Although he does not normally touch domestic cases, Poirot is persuaded by the actress Jane Wilkinson to discuss a possible divorce with her husband which he has previously refused to grant.

Poirot is therefore surprised when she is arrested for  Lord Edgware’s murder as he had now agreed to divorce her – although no one else was yet aware of this fact – and she was out to dinner at the time of the crime – although this was due to a late change of plan.

With witnesses prepared to swear that Jane did visit her husband on the night of the murder can Poirot discover who has framed his client and bring them to justice?

A clever but quite unlikely solution is revealed in time – Poirot is able to take time out to work on something else – involving a piece of evidence that has to be considered three times before its full significance is understood and a motive that should have been much more evident to Poirot.

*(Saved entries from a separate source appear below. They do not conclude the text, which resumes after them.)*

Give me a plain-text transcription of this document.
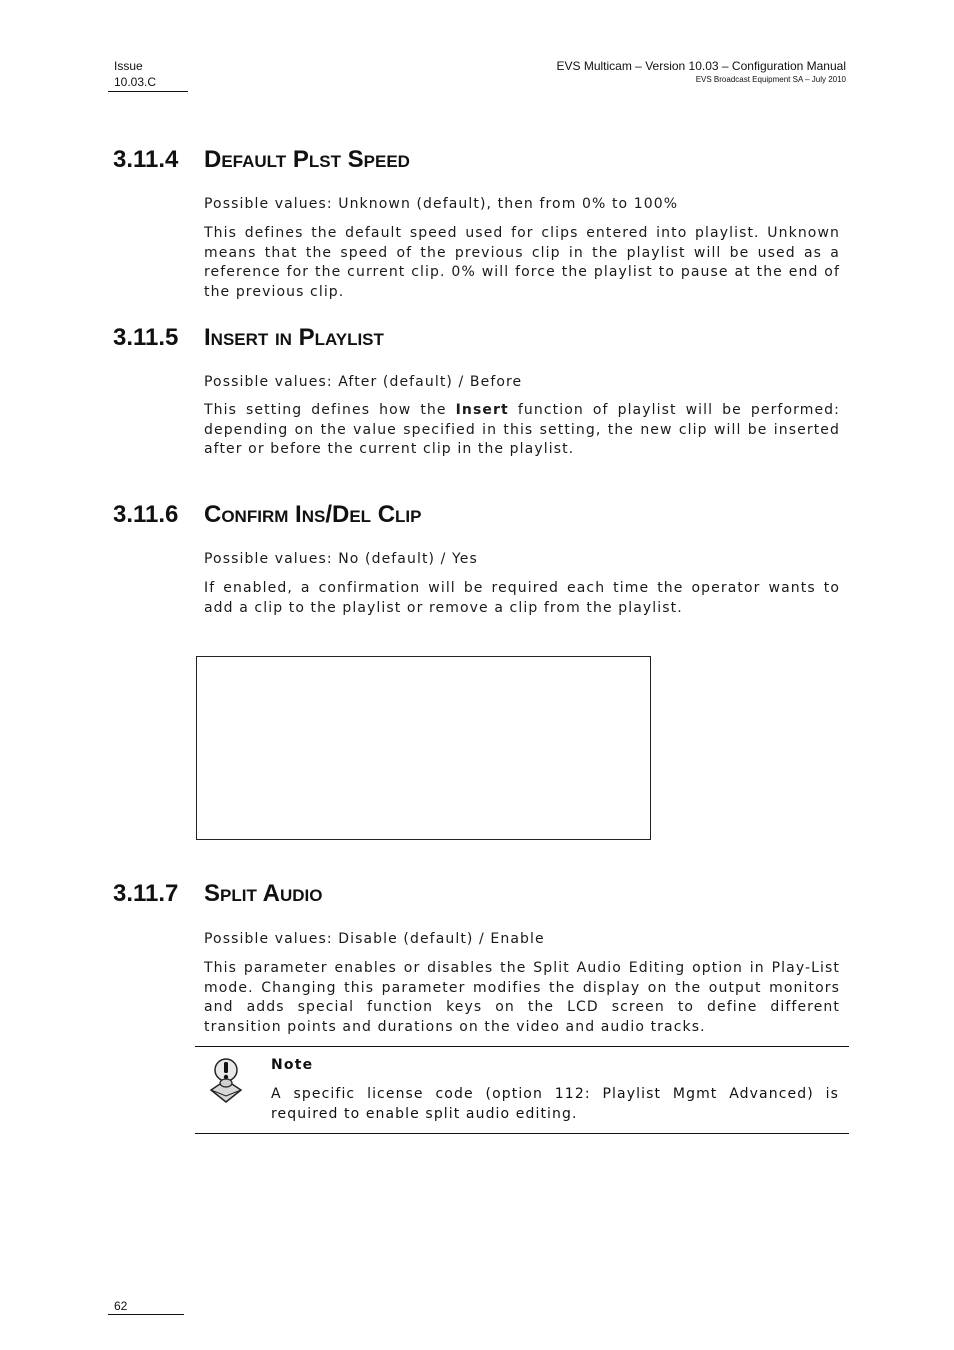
Issue
10.03.C
EVS Multicam – Version 10.03 – Configuration Manual
EVS Broadcast Equipment SA – July 2010
3.11.4 Default Plst Speed
Possible values: Unknown (default), then from 0% to 100%
This defines the default speed used for clips entered into playlist. Unknown means that the speed of the previous clip in the playlist will be used as a reference for the current clip. 0% will force the playlist to pause at the end of the previous clip.
3.11.5 Insert in Playlist
Possible values: After (default) / Before
This setting defines how the Insert function of playlist will be performed: depending on the value specified in this setting, the new clip will be inserted after or before the current clip in the playlist.
3.11.6 Confirm Ins/Del Clip
Possible values: No (default) / Yes
If enabled, a confirmation will be required each time the operator wants to add a clip to the playlist or remove a clip from the playlist.
3.11.7 Split Audio
Possible values: Disable (default) / Enable
This parameter enables or disables the Split Audio Editing option in Play-List mode. Changing this parameter modifies the display on the output monitors and adds special function keys on the LCD screen to define different transition points and durations on the video and audio tracks.
Note
A specific license code (option 112: Playlist Mgmt Advanced) is required to enable split audio editing.
62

Recurring character development

Hercule Poirot

Until Hastings’ account was published he had not been connected publicly connected with this case, which he considers to have been a failure.

When viewing a body he makes a vow and the sign of the Cross as he does so.

Both he and Hastings play bridge, but he is happier to play for higher stakes and has a good with Sir Montagu Corner.

During an exceptional case (a feather in his cap) he had to guess each suspect in turn like someone reading a detective story.

Captain Hastings

Has always been an admirer of Jane Wilkinson.

Still has his toothbrush moustache.

Signs of the Times

Japp is reminded of the Elizabeth Canning Case where two sets of witnesses swore that Mary Squires, an accused party, was in two different places at the same time. Canning (1734-1773) claimed to have been kidnapped and held prisoner for a month in 1753 and accused Squires and Susannah Wells of having been her captors. The latter were initially found guilty but on further investigation they were release and the former found guilty of perjury. This story was the inspiration for the highly recommended “The Franchise Affair” by Josephine Tey.

Hastings compares himself to the Light Brigade with the quote “mine not to reason why, mine but to do or die”. This is a paraphrase of a line in Tennyson’s poem “The Charge of the Light Brigade” (1854) which detailed the disastrous outcome of a miscommunication at the Battle of Balaclava which caused the British Light Brigade cavalry to make a frontal assault at the Russian guns.

References to previous works

Poirot recalls a case that Hastings was part of which involved a clue that was not believed as it was four feet long and not four centimetres. This may be a case that features in “Poirot’s Early Cases”. In “The Murder on the Links” Poirot remarks that a clue of two feet long is every bit as valuable as one measuring two millimetres.

Lady Yardly from “The Adventure of the Western Star – Poirot Investigates” recommended that the Dowager Duchess of Merton should consult Poirot.

Poirot takes some time out of the case to investigate the disappearance of an ambassador’s boots, a very similar case to that detailed in “Partners in Crime”.

Vintage Reading Challenge

Lord Edgware is stabbed to death so fulfils “How – death by knife/dagger”.